1位でアンカーを走る子どもが、2位のアンカーの子どもとの差が大きく開いているのを確認して、ゴール直前で手を抜いて走るのです。ゴール直前で立ち止まってしまうこともあります。観客席に余裕な姿をアピールし、2位の子どもが一生懸命走ってきたところで、1位でゴールしてまた変なパフォーマンスを見せる、ということがありました……。教員歴が浅いときのことで、いまでも思い出すと悲しくなってきます。

 こういった残念な姿が練習ではなくても、運動会当日についやってしまうかもしれません。だから、事前にこの悲しいエピソードを話した上で、「みんなが一生懸命に走って繋いだバトンを、最後まで一生懸命に走ってゴールできる人が、アンカーを務めることができます。アンカーは、ただチームの中で1番足が速い人がなるものではありません」と話すようにしています。

観覧中の子どものマナー、どう指導する?

 運動会は、自分の出番よりも、児童席で座って見ている時間のほうが長いです。このときのマナーについても指導しています。

 私が古いタイプの教師なのかもしれませんが、「お茶などの水分補給は競技中や演技中でなく、“できるだけ”競技や演技の合間に飲みましょう」と指導しています。

 サッカーや野球などの観戦は、プレー中にも飲み物を飲みます。同じように運動会だって、喉が渇いたら自分の好きなタイミングで水分補給をしたらいいのではという思いもあります。熱中症対策で子どもの安全を優先したら尚更です。

 でも、運動会は、同じ学校に通う子ども同士、同じ地域に住む子ども同士を応援する場です。自分の出番以外は、休み時間ではありません。

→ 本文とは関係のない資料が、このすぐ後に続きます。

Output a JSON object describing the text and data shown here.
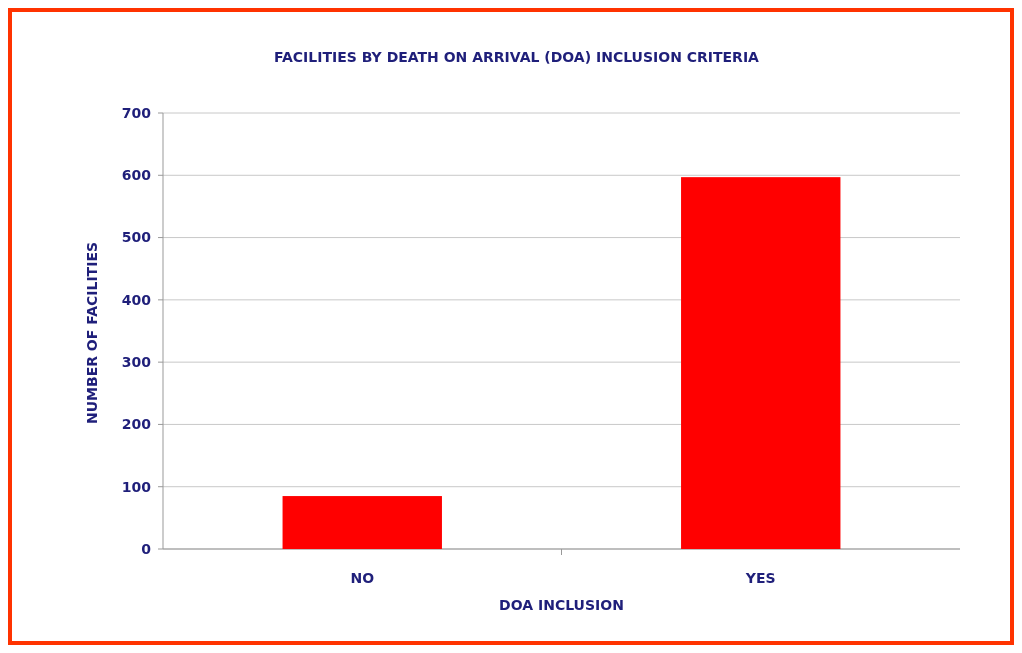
{
  "chart_data": {
    "type": "bar",
    "title": "FACILITIES BY DEATH ON ARRIVAL (DOA) INCLUSION CRITERIA",
    "xlabel": "DOA INCLUSION",
    "ylabel": "NUMBER OF FACILITIES",
    "categories": [
      "NO",
      "YES"
    ],
    "values": [
      85,
      597
    ],
    "color": "#ff0000",
    "ylim": [
      0,
      700
    ],
    "yticks": [
      0,
      100,
      200,
      300,
      400,
      500,
      600,
      700
    ],
    "grid": "y"
  }
}
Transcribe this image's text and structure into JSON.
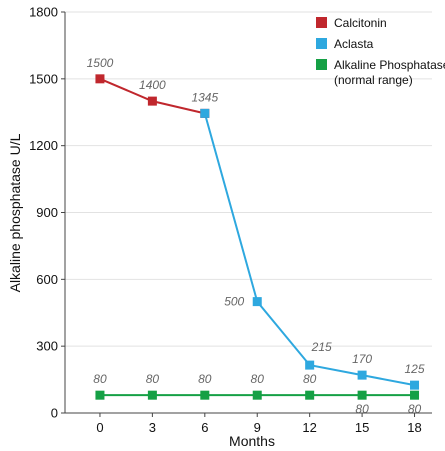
{
  "chart_data": {
    "type": "line",
    "xlabel": "Months",
    "ylabel": "Alkaline phosphatase U/L",
    "x_ticks": [
      0,
      3,
      6,
      9,
      12,
      15,
      18
    ],
    "xlim": [
      -2,
      19
    ],
    "ylim": [
      0,
      1800
    ],
    "y_ticks": [
      0,
      300,
      600,
      900,
      1200,
      1500,
      1800
    ],
    "grid": "horizontal",
    "legend_position": "top-right",
    "series": [
      {
        "name": "Calcitonin",
        "color": "#c0272d",
        "points": [
          {
            "x": 0,
            "y": 1500,
            "label": "1500"
          },
          {
            "x": 3,
            "y": 1400,
            "label": "1400"
          },
          {
            "x": 6,
            "y": 1345,
            "label": "1345"
          }
        ]
      },
      {
        "name": "Aclasta",
        "color": "#2ea8df",
        "points": [
          {
            "x": 6,
            "y": 1345,
            "label": ""
          },
          {
            "x": 9,
            "y": 500,
            "label": "500"
          },
          {
            "x": 12,
            "y": 215,
            "label": "215"
          },
          {
            "x": 15,
            "y": 170,
            "label": "170"
          },
          {
            "x": 18,
            "y": 125,
            "label": "125"
          }
        ]
      },
      {
        "name": "Alkaline Phosphatase",
        "name_line2": "(normal range)",
        "color": "#15a045",
        "points": [
          {
            "x": 0,
            "y": 80,
            "label": "80"
          },
          {
            "x": 3,
            "y": 80,
            "label": "80"
          },
          {
            "x": 6,
            "y": 80,
            "label": "80"
          },
          {
            "x": 9,
            "y": 80,
            "label": "80"
          },
          {
            "x": 12,
            "y": 80,
            "label": "80"
          },
          {
            "x": 15,
            "y": 80,
            "label": "80"
          },
          {
            "x": 18,
            "y": 80,
            "label": "80"
          }
        ]
      }
    ]
  }
}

 だから、がんばって走ったり、踊ったりしている姿をしっかり見ようと指導しています。関係ないおしゃべりをしたり、ふざけっこしたりしないように指導しています。

 子どもたちの席も、調整します。運動会当日までに、児童席に子どもたちを座らせてみます。そのとき、仲が良過ぎて競技や演技を見ることよりも2人のおしゃべりを優先してしまう子ども同士や、相性がとても悪くて喧嘩などのトラブルが起きることが予想される子ども同士は席を離すなど、調整をしているのです。